CDC Not Changing Mask Guidance Despite Plunging Cases, Hospitalizations

CDC Not Changing Mask Guidance Despite Plunging Cases, Hospitalizations
Dr. Rochelle Walensky, head of the Centers for Disease Control and Prevention, speaks during a congressional hearing in Washington in a file photo. (Greg Nash/Pool/Getty Images)
Zachary Stieber
2/16/2022
Updated:
2/16/2022

The Centers for Disease Control and Prevention (CDC) is resisting changing its guidance on masking and other measures meant to mitigate the risk of COVID-19 despite cases, hospitalizations, and deaths dropping across the United States in recent weeks.

The key factor is the agency’s system for ranking community transmission of the virus that causes COVID-19, which ranks counties as having “substantial” or “high” transmission if there are 50 or more new cases per 100,000 people over a period of 7 days.

The ranking system hasn’t been changed since spring 2020, even as the number of tests performed has soared.

“We recognize the importance of not just cases, which continue to result in substantial or high community transmission and over 97 percent of our counties in the country, but critically, medically severe disease that leads to hospitalizations,” CDC Director Dr. Rochelle Walensky told reporters in a virtual briefing on Feb. 16.

COVID-19 cases have continued to plunge over the past week, dropping by about 40 percent to roughly 70,000 per day. Hospital admissions were also down over the previous week, dropping by about 28 percent to roughly 9,500 per day.

Cases are at the same level they were before the Omicron variant of the CCP (Chinese Communist Party) virus emerged in December 2021, while hospitalizations attributed to COVID-19—a number of which are actually for other reasons—are as low as they were around Christmas 2021.
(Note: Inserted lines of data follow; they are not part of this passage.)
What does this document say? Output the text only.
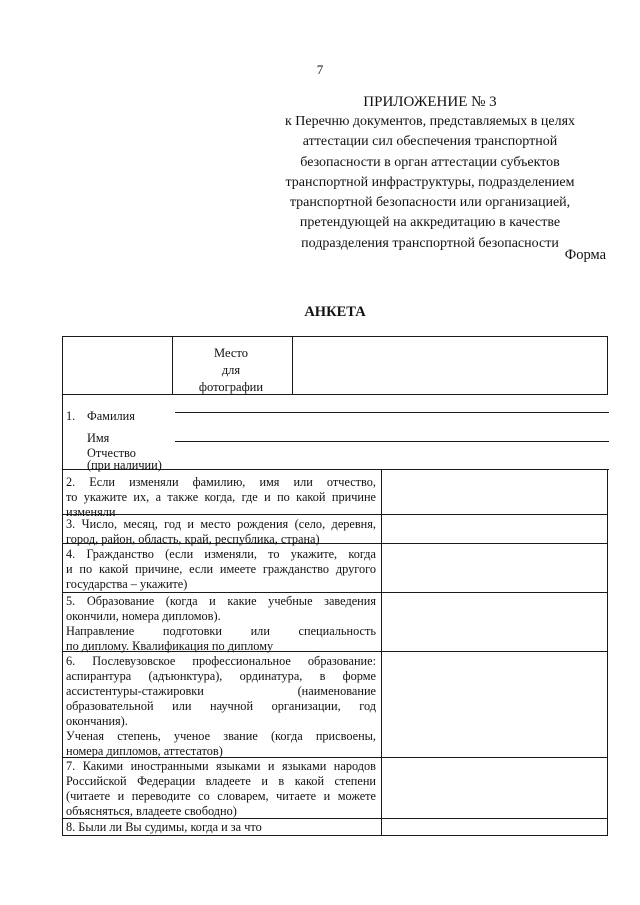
7
ПРИЛОЖЕНИЕ № 3
к Перечню документов, представляемых в целях
аттестации сил обеспечения транспортной
безопасности в орган аттестации субъектов
транспортной инфраструктуры, подразделением
транспортной безопасности или организацией,
претендующей на аккредитацию в качестве
подразделения транспортной безопасности
Форма
АНКЕТА
Место
для
фотографии
1. Фамилия
Имя
Отчество
(при наличии)
2. Если изменяли фамилию, имя или отчество,
то укажите их, а также когда, где и по какой причине
изменяли
3. Число, месяц, год и место рождения (село, деревня,
город, район, область, край, республика, страна)
4. Гражданство (если изменяли, то укажите, когда
и по какой причине, если имеете гражданство другого
государства – укажите)
5. Образование (когда и какие учебные заведения
окончили, номера дипломов).
Направление подготовки или специальность
по диплому. Квалификация по диплому
6. Послевузовское профессиональное образование:
аспирантура (адъюнктура), ординатура, в форме
ассистентуры-стажировки (наименование
образовательной или научной организации, год
окончания).
Ученая степень, ученое звание (когда присвоены,
номера дипломов, аттестатов)
7. Какими иностранными языками и языками народов
Российской Федерации владеете и в какой степени
(читаете и переводите со словарем, читаете и можете
объясняться, владеете свободно)
8. Были ли Вы судимы, когда и за что
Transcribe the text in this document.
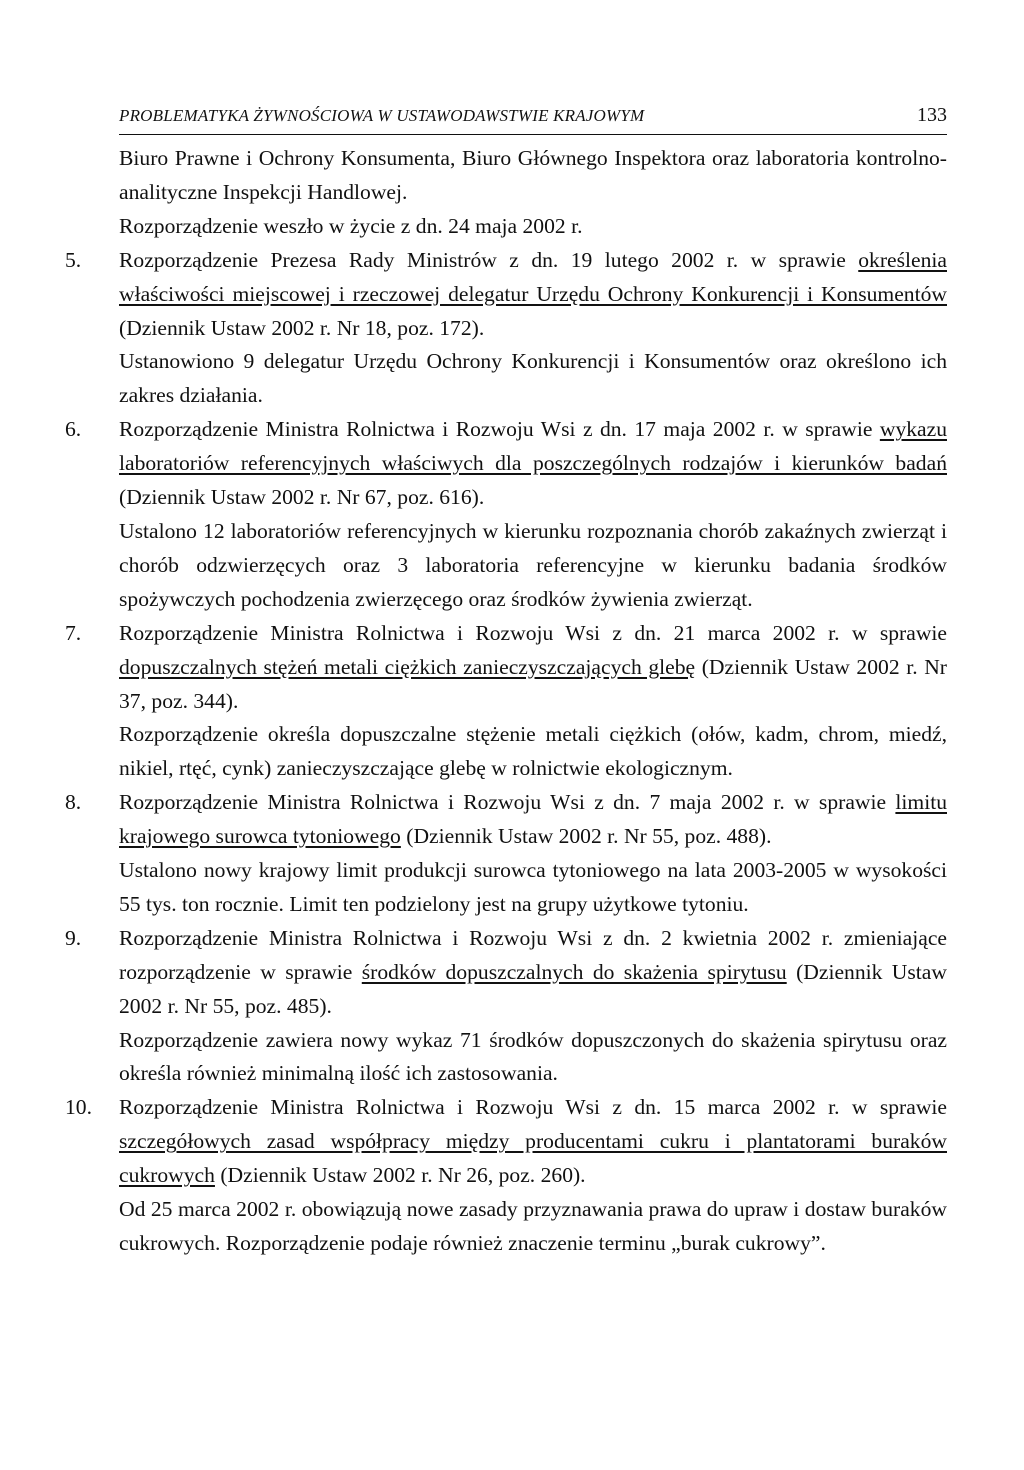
PROBLEMATYKA ŻYWNOŚCIOWA W USTAWODAWSTWIE KRAJOWYM	133

Biuro Prawne i Ochrony Konsumenta, Biuro Głównego Inspektora oraz laboratoria kontrolno-analityczne Inspekcji Handlowej.

Rozporządzenie weszło w życie z dn. 24 maja 2002 r.

5.	Rozporządzenie Prezesa Rady Ministrów z dn. 19 lutego 2002 r. w sprawie określenia właściwości miejscowej i rzeczowej delegatur Urzędu Ochrony Konkurencji i Konsumentów (Dziennik Ustaw 2002 r. Nr 18, poz. 172).

Ustanowiono 9 delegatur Urzędu Ochrony Konkurencji i Konsumentów oraz określono ich zakres działania.

6.	Rozporządzenie Ministra Rolnictwa i Rozwoju Wsi z dn. 17 maja 2002 r. w sprawie wykazu laboratoriów referencyjnych właściwych dla poszczególnych rodzajów i kierunków badań (Dziennik Ustaw 2002 r. Nr 67, poz. 616).

Ustalono 12 laboratoriów referencyjnych w kierunku rozpoznania chorób zakaźnych zwierząt i chorób odzwierzęcych oraz 3 laboratoria referencyjne w kierunku badania środków spożywczych pochodzenia zwierzęcego oraz środków żywienia zwierząt.

7.	Rozporządzenie Ministra Rolnictwa i Rozwoju Wsi z dn. 21 marca 2002 r. w sprawie dopuszczalnych stężeń metali ciężkich zanieczyszczających glebę (Dziennik Ustaw 2002 r. Nr 37, poz. 344).

Rozporządzenie określa dopuszczalne stężenie metali ciężkich (ołów, kadm, chrom, miedź, nikiel, rtęć, cynk) zanieczyszczające glebę w rolnictwie ekologicznym.

8.	Rozporządzenie Ministra Rolnictwa i Rozwoju Wsi z dn. 7 maja 2002 r. w sprawie limitu krajowego surowca tytoniowego (Dziennik Ustaw 2002 r. Nr 55, poz. 488).

Ustalono nowy krajowy limit produkcji surowca tytoniowego na lata 2003-2005 w wysokości 55 tys. ton rocznie. Limit ten podzielony jest na grupy użytkowe tytoniu.

9.	Rozporządzenie Ministra Rolnictwa i Rozwoju Wsi z dn. 2 kwietnia 2002 r. zmieniające rozporządzenie w sprawie środków dopuszczalnych do skażenia spirytusu (Dziennik Ustaw 2002 r. Nr 55, poz. 485).

Rozporządzenie zawiera nowy wykaz 71 środków dopuszczonych do skażenia spirytusu oraz określa również minimalną ilość ich zastosowania.

10.	Rozporządzenie Ministra Rolnictwa i Rozwoju Wsi z dn. 15 marca 2002 r. w sprawie szczegółowych zasad współpracy między producentami cukru i plantatorami buraków cukrowych (Dziennik Ustaw 2002 r. Nr 26, poz. 260).

Od 25 marca 2002 r. obowiązują nowe zasady przyznawania prawa do upraw i dostaw buraków cukrowych. Rozporządzenie podaje również znaczenie terminu „burak cukrowy”.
Crucially, deaths linked to COVID-19 have also gone down. The number of deaths, a lagging indicator, dropped by 9 percent in the past week, reaching about 2,200 per day.

Many Americans are clamoring for a relaxation of restrictions, which has prompted governors in multiple states to recently drop school mask mandates and other pandemic-era rules.

But the CDC, with its guidance followed religiously by some jurisdictions and citizens, isn’t joining them—at least for now. The agency has declined to outline specific metrics that would trigger a change.

“We are assessing the most important factors based on where we are in the pandemic and will soon put guidance in place that is relevant and encourages prevention measures when they are most needed to protect public health and our hospitals. We want to give people a break from things like mask-wearing when these metrics are better, and then have the ability to reach for them again should things worsen,” Walensky said. “If and when we update our guidance, we will communicate that clearly. And it will be based on the data and the science.”

The CDC told vaccinated people in April 2021 that they could stop wearing masks while outdoors or during small indoor gatherings. But several months later, it said vaccinated people should start wearing masks again while indoors in any public setting in areas with “substantial” or “high” virus transmission.

Some experts say the switch undermined confidence in the vaccines, which have turned out to be less effective than initially thought.

Some experts promote the wearing of masks, even cloth masks, but others say there’s a lack of data supporting the use of masks, particularly cloth ones. There are also concerns that surgical masks are too difficult to wear for long periods of time and that they aren’t effective if worn improperly.

Walensky held the virtual briefing after anonymously sourced reports said the CDC was planning to relax its masking guidance soon.

Even if the CDC does alter its guidance, people should still wear masks if they’re showing symptoms, if they were diagnosed with COVID-19 within 10 days prior, or if they were exposed to someone with COVID-19 who’s quarantining, according to Walensky.

“There are clear times when we want people to continue to wear a mask, and I think as we have fewer and fewer cases, people will become more comfortable with taking off their mask,” she said. “But ... we certainly want people to have the flexibility to wear one if they so choose.”